@werehatrack She was taking them out of the laundry basket and putting them in the washer. Haven’t asked her but assume she would touch them to put them in the dryer after the “sanitize” cycle on the washer.
I married my wife in 1981. I bought her this exact W&D combo a week before the corona craziness, so even fuzzy I can tell you that is the washer. Over the years my wife who is 4’11" has had around 10 different types of those grabbers to reach top shelf grocery’s and clothes closet shelfs. Approaching 70yrs. our bodies aren’t quite as limber as they were on say our wedding night. Constantly bending over to get ANY laundry from the basket is a challenge. Instead of saying " take your stuff to the Chinese laundry I’m not doing it anymore" she finds the tools to help her continue do do it the way he likes. This picture says a lot and shows just how much she loves that man still 50 years later. …like I know mine loves me
I can’t stop laughing!!! I’m so getting a grabber for the Englishman’s underwear though it will probably only be funny to me as he’s never actually in there. And then my kids will find it and probably begin doing nefarious things with it so nevermind!
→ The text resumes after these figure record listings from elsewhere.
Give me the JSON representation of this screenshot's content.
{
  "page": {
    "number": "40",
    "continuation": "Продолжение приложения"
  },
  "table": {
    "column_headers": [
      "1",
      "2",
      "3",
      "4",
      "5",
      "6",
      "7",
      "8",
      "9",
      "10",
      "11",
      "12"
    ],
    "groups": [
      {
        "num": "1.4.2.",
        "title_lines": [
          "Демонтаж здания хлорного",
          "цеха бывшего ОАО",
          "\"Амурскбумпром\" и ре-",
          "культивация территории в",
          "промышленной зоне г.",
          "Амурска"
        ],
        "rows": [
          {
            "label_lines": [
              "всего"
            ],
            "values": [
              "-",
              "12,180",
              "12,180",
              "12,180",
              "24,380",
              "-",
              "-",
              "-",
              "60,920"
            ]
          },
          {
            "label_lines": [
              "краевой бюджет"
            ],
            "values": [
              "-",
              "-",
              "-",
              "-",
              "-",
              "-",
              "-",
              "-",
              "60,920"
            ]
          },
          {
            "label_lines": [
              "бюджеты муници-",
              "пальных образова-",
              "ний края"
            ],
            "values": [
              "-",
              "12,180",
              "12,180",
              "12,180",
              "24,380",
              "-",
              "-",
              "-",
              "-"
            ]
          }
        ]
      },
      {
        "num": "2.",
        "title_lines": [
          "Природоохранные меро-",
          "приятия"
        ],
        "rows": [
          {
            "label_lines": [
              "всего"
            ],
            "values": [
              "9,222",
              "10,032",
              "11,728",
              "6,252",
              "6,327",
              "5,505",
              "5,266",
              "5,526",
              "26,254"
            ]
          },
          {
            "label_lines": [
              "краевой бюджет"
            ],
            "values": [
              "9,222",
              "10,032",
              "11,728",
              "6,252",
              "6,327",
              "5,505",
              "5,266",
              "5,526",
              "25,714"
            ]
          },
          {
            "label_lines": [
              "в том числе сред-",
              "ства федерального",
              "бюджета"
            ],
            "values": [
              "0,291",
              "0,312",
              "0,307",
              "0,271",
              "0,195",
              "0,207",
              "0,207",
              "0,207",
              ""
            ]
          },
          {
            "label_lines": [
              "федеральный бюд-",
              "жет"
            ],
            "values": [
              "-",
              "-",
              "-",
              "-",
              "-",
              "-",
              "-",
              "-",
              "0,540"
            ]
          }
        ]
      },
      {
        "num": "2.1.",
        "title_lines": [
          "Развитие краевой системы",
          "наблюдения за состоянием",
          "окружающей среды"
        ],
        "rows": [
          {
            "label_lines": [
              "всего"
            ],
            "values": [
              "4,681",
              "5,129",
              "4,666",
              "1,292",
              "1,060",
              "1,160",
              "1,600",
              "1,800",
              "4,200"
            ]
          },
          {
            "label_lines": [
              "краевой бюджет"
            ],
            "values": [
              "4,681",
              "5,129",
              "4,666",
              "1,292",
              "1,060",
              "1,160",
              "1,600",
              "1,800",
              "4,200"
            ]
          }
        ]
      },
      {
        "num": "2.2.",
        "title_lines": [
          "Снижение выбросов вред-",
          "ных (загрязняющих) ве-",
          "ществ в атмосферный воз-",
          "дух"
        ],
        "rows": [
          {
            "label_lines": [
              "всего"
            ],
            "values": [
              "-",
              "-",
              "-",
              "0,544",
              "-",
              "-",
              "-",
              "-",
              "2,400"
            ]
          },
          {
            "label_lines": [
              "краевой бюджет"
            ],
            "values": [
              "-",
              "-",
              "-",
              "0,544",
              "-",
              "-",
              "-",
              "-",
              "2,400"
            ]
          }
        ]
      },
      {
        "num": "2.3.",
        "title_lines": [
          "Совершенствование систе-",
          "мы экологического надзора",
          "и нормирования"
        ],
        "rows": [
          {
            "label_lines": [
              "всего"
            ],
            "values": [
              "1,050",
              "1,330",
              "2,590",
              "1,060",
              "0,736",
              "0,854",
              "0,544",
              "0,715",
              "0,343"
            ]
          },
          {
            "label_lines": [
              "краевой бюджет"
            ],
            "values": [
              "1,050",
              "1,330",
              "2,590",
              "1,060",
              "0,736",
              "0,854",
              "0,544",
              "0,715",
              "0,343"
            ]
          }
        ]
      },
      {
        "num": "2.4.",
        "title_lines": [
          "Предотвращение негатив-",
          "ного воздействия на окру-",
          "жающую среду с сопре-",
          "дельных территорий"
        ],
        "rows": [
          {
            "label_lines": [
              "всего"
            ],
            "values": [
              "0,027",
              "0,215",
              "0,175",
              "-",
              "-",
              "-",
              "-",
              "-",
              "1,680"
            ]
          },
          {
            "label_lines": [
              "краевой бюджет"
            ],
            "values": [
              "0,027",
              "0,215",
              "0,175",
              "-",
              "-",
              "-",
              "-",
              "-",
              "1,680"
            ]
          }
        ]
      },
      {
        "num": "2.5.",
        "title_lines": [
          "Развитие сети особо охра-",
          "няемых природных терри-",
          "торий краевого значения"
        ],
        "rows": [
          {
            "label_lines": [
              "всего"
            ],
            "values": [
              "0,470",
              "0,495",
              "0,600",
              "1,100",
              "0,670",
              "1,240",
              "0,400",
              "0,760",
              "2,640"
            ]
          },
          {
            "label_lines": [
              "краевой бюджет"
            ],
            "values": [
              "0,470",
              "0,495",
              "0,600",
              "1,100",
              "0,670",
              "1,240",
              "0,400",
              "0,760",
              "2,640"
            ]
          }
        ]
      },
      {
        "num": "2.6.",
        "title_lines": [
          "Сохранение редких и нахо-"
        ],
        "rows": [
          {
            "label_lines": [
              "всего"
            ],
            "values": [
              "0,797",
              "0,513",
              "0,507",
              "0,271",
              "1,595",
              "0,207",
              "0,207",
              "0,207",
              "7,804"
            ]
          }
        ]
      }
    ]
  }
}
@Kyeh@phendrick We tried that. Since our house backs up to the 12th tee, there was a ball washer right outside our back door until Covid hit and it was taken away. Now she has to wash my balls by hand.
@bryane@ShotgunX As an older millennial myself, being married has been a huge financial positive so far, though my wife and I are on the same page financially.
For the first several years of our marriage we were able to live in a tiny apartment. Small for a married couple, but way too small for roommates. This saved on rent and utilities.
That savings, combined with two incomes, meant we could get a reasonable down-payment for a house sooner.
Two people saving for retirement means we can save twice as much in tax-advantaged accounts.
Kids are crazy expensive, though. And no, pets aren’t children.